With construction come dust and debris, enemies of historical artifacts.
So when the $8.2-million renovation project in Old Main on The Lutheran Home at Topton campus threatened the delicate condition of the Putz, a miniature train layout and scenery housed on the first floor of the iconic building, Topton staff sprang into action.
They also enlisted the help of two residents of the independent-living cottage-homes on campus: Lou Molnar and Richard Hartley.
Because of renovations taking place on the second floor of Old Main, the two long-time friends immediately began disassembling the 560-square-foot display, carefully wrapping all the individual pieces of the Putz—named from the German verb “putzen,” meaning to brighten or display—and packing everything in boxes.
Following completion of the work above the Putz, located within the Brandywine Community Library on the first floor of Old Main, the pair began the daunting task of unpacking everything and trying to recreate the display based on photographs taken before it was disassembled.
‘We’re doing this in honor of Ida Henry’s dedication to children.’
They put hundreds of hours into the project, working about 20 hours a week for several months, so that the Putz would be ready for the public to enjoy this holiday season.
Molnar was an electrician for 50 years, so he was an obvious choice for the project and he asked Hartley, a former production manager, to help him. According to Molnar, they’ve worked on several projects together and Hartley has a good eye for the details.
Before replacing everything, the two cleaned all the train tracks to improve electrical connections, repaired some electrical elements and added support beneath the train platform. Then the two began meticulously recreating the display to look as close as possible to the original Putz, which includes thousands of tiny pieces; lots of toys including a miniature roller coaster, merry-go-round and carousel; several model trains; and a full-size Christmas tree.
Recreating all of the details within the Putz took a lot of time and patience. “There are little people everywhere,” says Hartley. Pointing to the large church on the display board, he notes that the building “is filled with pews and about 200 ‘people.’” The church also includes tiny hymnals, baptismal fonts and a pipe organ.
Angels overhead ....
The two agree that one of the most challenging parts of the reassembly were the angels and clouds hovering above the nativity.
“The power toys and lighting were also a little tricky because of their age,” says Molnar. “It took us about two hours just to put the Ferris wheel back together.”
Creation of the Putz was started in 1909 by Mrs.
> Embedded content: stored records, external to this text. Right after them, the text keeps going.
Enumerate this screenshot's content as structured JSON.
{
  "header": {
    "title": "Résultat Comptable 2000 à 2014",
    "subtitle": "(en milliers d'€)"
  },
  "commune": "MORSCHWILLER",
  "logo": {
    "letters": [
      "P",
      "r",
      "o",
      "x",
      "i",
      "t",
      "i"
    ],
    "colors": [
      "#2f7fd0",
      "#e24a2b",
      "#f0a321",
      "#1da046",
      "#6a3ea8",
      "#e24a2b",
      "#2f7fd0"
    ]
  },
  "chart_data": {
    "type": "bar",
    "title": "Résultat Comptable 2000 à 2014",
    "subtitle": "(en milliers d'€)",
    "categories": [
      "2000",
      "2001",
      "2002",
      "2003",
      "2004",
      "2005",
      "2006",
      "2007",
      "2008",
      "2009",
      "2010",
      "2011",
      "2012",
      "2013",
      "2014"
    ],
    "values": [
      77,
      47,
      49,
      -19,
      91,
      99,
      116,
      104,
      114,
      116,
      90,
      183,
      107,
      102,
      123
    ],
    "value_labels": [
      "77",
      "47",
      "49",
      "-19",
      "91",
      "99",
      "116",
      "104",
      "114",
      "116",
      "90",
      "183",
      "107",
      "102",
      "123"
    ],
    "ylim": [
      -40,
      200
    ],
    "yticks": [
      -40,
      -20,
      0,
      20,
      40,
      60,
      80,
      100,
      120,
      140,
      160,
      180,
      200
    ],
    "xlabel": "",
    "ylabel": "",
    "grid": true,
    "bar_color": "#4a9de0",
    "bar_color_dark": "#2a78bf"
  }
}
Ida Henry, a matron of the Lutheran Orphans Home (now The Lutheran Home at Topton) and the wife of the Rev. Dr. J. O. Henry, superintendent at the time. Instead of giving the children individual gifts, she would add something new to the Christmas Putz each year and invite them to help her. She continued working on the Putz until Dr. Henry retired in 1946. Generations have enjoyed it ever since.
Today, the Putz has 17 scenes. Some relate the Christmas story, while others such as the replica of Radio City Music Hall, are secular. Visitors enjoy a narrative as volunteers, including both Molnar and Hartley, operate a series of 46 switches that control lights highlighting different scenes.
“Ida Henry spent 40 years putting this together. She did it with the children who were here at the time. We’re doing this in honor of her dedication to the children,” says Molnar.